Reading Week 11

This reading connects immersion to interactivity because Victor actually argues that real interaction should go beyond just touching a screen, “pictures under glass” like phones, tablets, and flat screens reduce human interaction to simple sliding and tapping, while ignoring how our hands actually work through touching, gripping, holding, and movement. I found this really interesting because it made me think about how much we rely on technology that removes physical experience instead of improving it. It also reminded me of the movie WALL-E, where humans stop moving, stop engaging with the world, and become fully dependent on screens and machines. This made me question if we are slowly doing the same thing in real life by ignoring our own human capabilities?

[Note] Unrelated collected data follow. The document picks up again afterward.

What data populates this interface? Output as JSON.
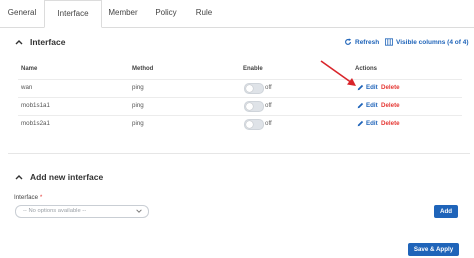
{
  "tabs": [
    {
      "label": "General"
    },
    {
      "label": "Interface"
    },
    {
      "label": "Member"
    },
    {
      "label": "Policy"
    },
    {
      "label": "Rule"
    }
  ],
  "interface_section": {
    "title": "Interface",
    "refresh_label": "Refresh",
    "visible_columns_label": "Visible columns (4 of 4)",
    "columns": [
      "Name",
      "Method",
      "Enable",
      "Actions"
    ],
    "rows": [
      {
        "name": "wan",
        "method": "ping",
        "enable_label": "off",
        "enabled": false,
        "edit_label": "Edit",
        "delete_label": "Delete"
      },
      {
        "name": "mob1s1a1",
        "method": "ping",
        "enable_label": "off",
        "enabled": false,
        "edit_label": "Edit",
        "delete_label": "Delete"
      },
      {
        "name": "mob1s2a1",
        "method": "ping",
        "enable_label": "off",
        "enabled": false,
        "edit_label": "Edit",
        "delete_label": "Delete"
      }
    ]
  },
  "add_section": {
    "title": "Add new interface",
    "field_label": "Interface",
    "required_mark": "*",
    "select_value": "-- No options available --",
    "add_label": "Add"
  },
  "footer": {
    "save_apply_label": "Save & Apply"
  },
  "colors": {
    "accent": "#1f64b9",
    "danger": "#e53935",
    "annotation_arrow": "#d9252b"
  }
}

I actually made a project for my Understanding Interactive Media class based on this reading, and I called it Felt. My project focuses on immersion and accessibility because while the article asks us to question how technology limits human capabilities, screens and tech. can also create access for people with disabilities. This made me ask: how can we design interaction in a way that creates both immersion and inclusion? Felt is built on the idea that immersion is not visual, it’s actually physical and it goes beyond the use of vision and the reliance on it. (we see this a lot in many different installations like temLab) I chose to focus on blind people that already experience space differently because they rely more on sound, touch, memory, and balance. For sighted people, vision takes over making us forget how much the rest of the body can do.